The latter half of the book is an intense, insane quest through a city in the very throes of drowning. Eden trudges through the drenched streets, from shelter to cellar to refugee center, tracking missing friends and the hapless Malachi, and dodging drowned, burnt zombies. She’s wet, cold, hungry and terrified — the bone-deep exhaustion is so real you ache while reading it. And the constantly approaching walking corpses are truly terrifying; Eden (and the reader) gets ever-more-horrific glimpses of the advancing dead: on cell phone cameras, over hysterical police radio broadcasts, as the sodden echo of too-soft feet on distant concrete. The pervasive atmosphere of mounting terror is extraordinarily effective, especially as Priest counterpoints it with sharp notes of realism: the joy of being able to lie down for an hour, fresh water in a clean glass, the smell of people in wet wool and plastic.

This really is a rollercoaster of a book, and you hang on tight the whole way. The denoument is too complex and interesting to hint at here — besides, this is truly one of those stores where the journey is half the fun.

I was left worrying about Eden’s long-term fate, though; by the end of the book, she has had it with Chattanooga, and means to seek her fortunes elsewhere. In the meantime, Priest has moved from the fascination of the Tennessee River Valley to Seatle — so I have to wonder what Eden will do next, as I would hate to see her story end. But since Seattle has its own underground — and lies moreover in the flow plain of an active volcano — I think and hope we have not seen the last of the lovely Eden Moore.

(Tor, 2007)

About Kathleen Bartholomew

Born in the middle of the last century, Kathleen Bartholomew has no clear idea of how she got into the current one, except that she has apparently failed to die.

She is an over-educated product of 12 years of Catholic school, and still pursues the researches in history, herbology, archeology and palaentology that began under the aegis of the nuns during a recent interregnum in religious glaciation.
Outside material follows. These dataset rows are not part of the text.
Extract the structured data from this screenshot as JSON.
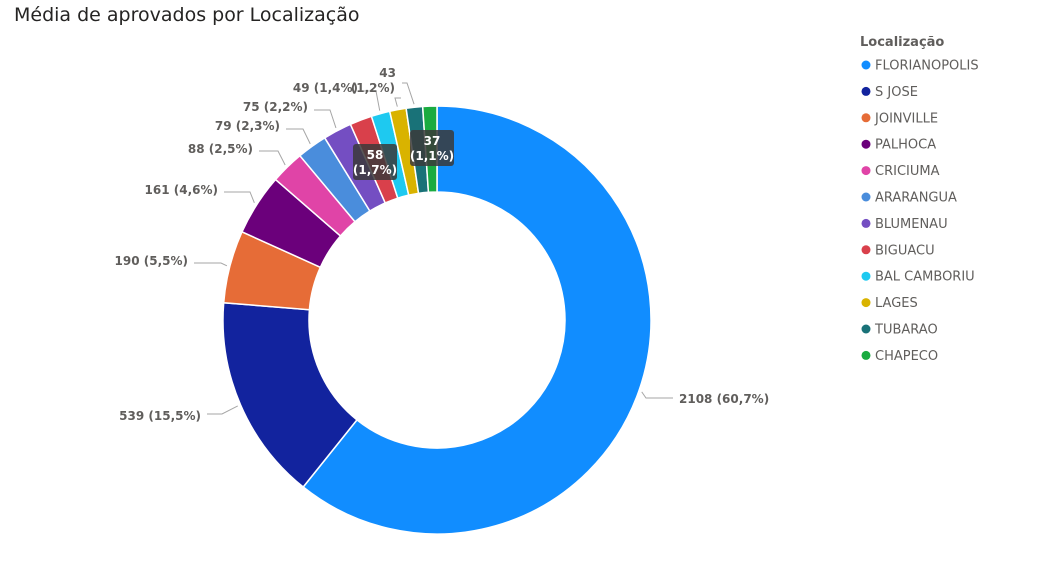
{
  "chart_data": {
    "type": "pie",
    "title": "Média de aprovados por Localização",
    "legend_title": "Localização",
    "legend_position": "right",
    "slices": [
      {
        "name": "FLORIANOPOLIS",
        "value": 2108,
        "label": "2108 (60,7%)",
        "color": "#118dff"
      },
      {
        "name": "S JOSE",
        "value": 539,
        "label": "539 (15,5%)",
        "color": "#12239e"
      },
      {
        "name": "JOINVILLE",
        "value": 190,
        "label": "190 (5,5%)",
        "color": "#e66c37"
      },
      {
        "name": "PALHOCA",
        "value": 161,
        "label": "161 (4,6%)",
        "color": "#6b007b"
      },
      {
        "name": "CRICIUMA",
        "value": 88,
        "label": "88 (2,5%)",
        "color": "#e044a7"
      },
      {
        "name": "ARARANGUA",
        "value": 79,
        "label": "79 (2,3%)",
        "color": "#4a8ddc"
      },
      {
        "name": "BLUMENAU",
        "value": 75,
        "label": "75 (2,2%)",
        "color": "#744ec2"
      },
      {
        "name": "BIGUACU",
        "value": 58,
        "label": "58",
        "label2": "(1,7%)",
        "color": "#d9404b"
      },
      {
        "name": "BAL CAMBORIU",
        "value": 49,
        "label": "49 (1,4%)",
        "color": "#1ec9f0"
      },
      {
        "name": "LAGES",
        "value": 43,
        "label": "(1,2%)",
        "color": "#d9b300"
      },
      {
        "name": "TUBARAO",
        "value": 43,
        "label": "43",
        "color": "#197278"
      },
      {
        "name": "CHAPECO",
        "value": 37,
        "label": "37",
        "label2": "(1,1%)",
        "color": "#1aab40"
      }
    ]
  }
}
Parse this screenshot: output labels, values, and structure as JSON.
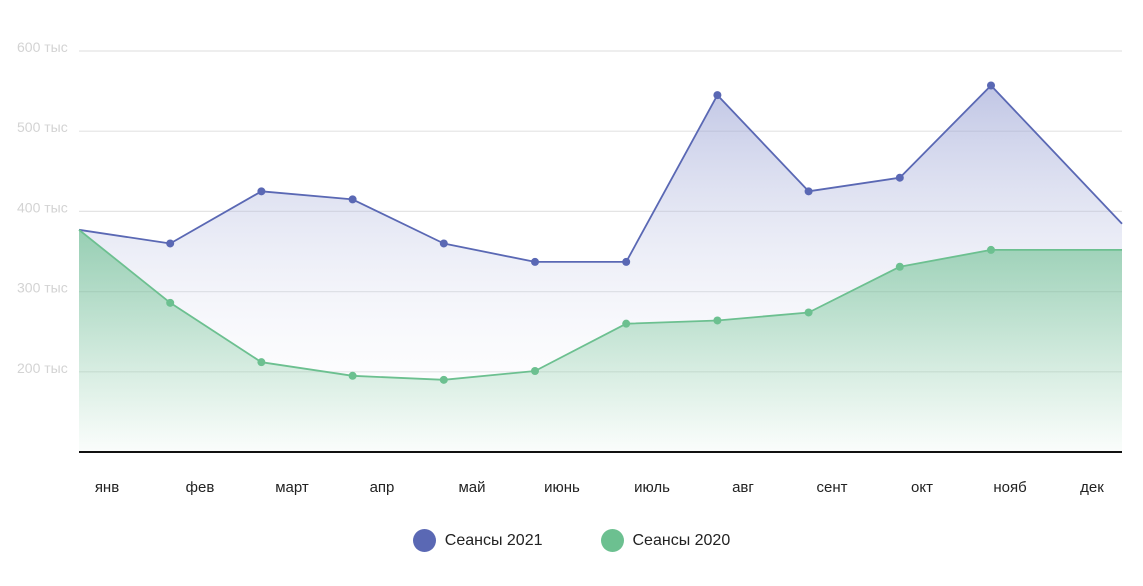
{
  "chart_data": {
    "type": "area",
    "categories": [
      "янв",
      "фев",
      "март",
      "апр",
      "май",
      "июнь",
      "июль",
      "авг",
      "сент",
      "окт",
      "нояб",
      "дек"
    ],
    "ytick_labels": [
      "200 тыс",
      "300 тыс",
      "400 тыс",
      "500 тыс",
      "600 тыс"
    ],
    "yticks": [
      200000,
      300000,
      400000,
      500000,
      600000
    ],
    "ylim": [
      100000,
      600000
    ],
    "grid": true,
    "legend_position": "bottom-center",
    "series": [
      {
        "name": "Сеансы 2021",
        "color": "#5a68b4",
        "values": [
          377000,
          360000,
          425000,
          415000,
          360000,
          337000,
          337000,
          545000,
          425000,
          442000,
          557000,
          437000
        ]
      },
      {
        "name": "Сеансы 2020",
        "color": "#6cc090",
        "values": [
          377000,
          286000,
          212000,
          195000,
          190000,
          201000,
          260000,
          264000,
          274000,
          331000,
          352000,
          352000
        ]
      }
    ]
  }
}
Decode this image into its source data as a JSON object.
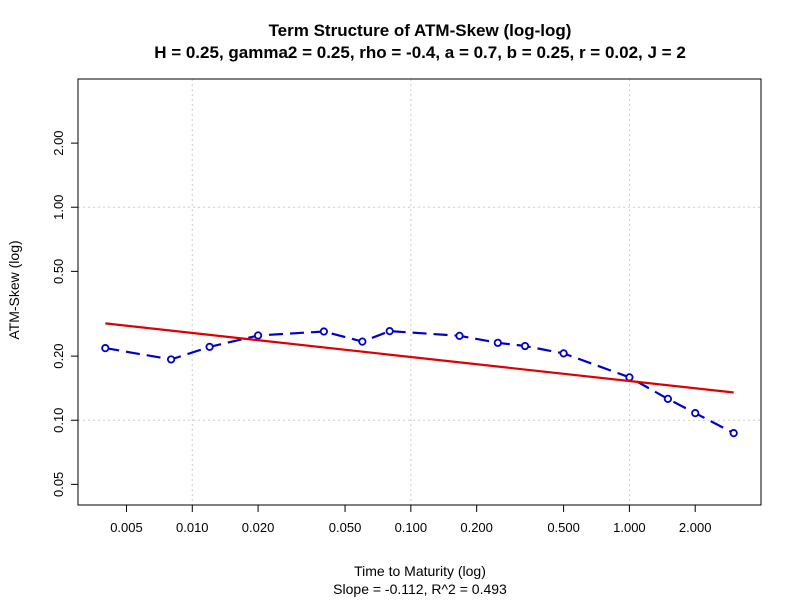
{
  "chart_data": {
    "type": "line",
    "title": "Term Structure of ATM-Skew (log-log)",
    "subtitle": "H = 0.25, gamma2 = 0.25, rho = -0.4, a = 0.7, b = 0.25, r = 0.02, J = 2",
    "xlabel": "Time to Maturity (log)",
    "ylabel": "ATM-Skew (log)",
    "sub_caption": "Slope = -0.112, R^2 = 0.493",
    "x_scale": "log",
    "y_scale": "log",
    "xlim": [
      0.003,
      4.0
    ],
    "ylim": [
      0.04,
      4.0
    ],
    "x_ticks": [
      0.005,
      0.01,
      0.02,
      0.05,
      0.1,
      0.2,
      0.5,
      1.0,
      2.0
    ],
    "x_tick_labels": [
      "0.005",
      "0.010",
      "0.020",
      "0.050",
      "0.100",
      "0.200",
      "0.500",
      "1.000",
      "2.000"
    ],
    "y_ticks": [
      0.05,
      0.1,
      0.2,
      0.5,
      1.0,
      2.0
    ],
    "y_tick_labels": [
      "0.05",
      "0.10",
      "0.20",
      "0.50",
      "1.00",
      "2.00"
    ],
    "grid_x": [
      0.01,
      0.1,
      1.0
    ],
    "grid_y": [
      0.1,
      1.0
    ],
    "grid": true,
    "series": [
      {
        "color": "#0000cc",
        "style": "dashed-with-circles",
        "x": [
          0.004,
          0.008,
          0.012,
          0.02,
          0.04,
          0.06,
          0.08,
          0.167,
          0.25,
          0.333,
          0.5,
          1.0,
          1.5,
          2.0,
          3.0
        ],
        "y": [
          0.218,
          0.193,
          0.221,
          0.25,
          0.261,
          0.234,
          0.262,
          0.249,
          0.231,
          0.223,
          0.206,
          0.159,
          0.126,
          0.108,
          0.087
        ]
      },
      {
        "color": "#dd0000",
        "style": "solid",
        "x": [
          0.004,
          3.0
        ],
        "y": [
          0.285,
          0.135
        ]
      }
    ]
  }
}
An obsessive reader from the age of 9, she joined Green Man Review to meet the free books.

For the last 30 years, Kathleen has also hosted alternated personalities Kate Bombey (Elizabethan) and Ariadne Bombay (Victorian). Mother Bombey runs the Green Man Inn at the original Renaissance Pleasure Faire at various locations in California; Mrs. Bombay presides over the Green Man Public House at the Dickens Christmas Fair in San Francisco. This has enabled Kathleen to mix 300 years’ worth of diverse cocktails and given her permanent temporal dislocation syndrome.

She lives in genteel poverty in Pismo Beach, California, with thousands of books,and Harry, a parrot who thinks he’s a space pirate.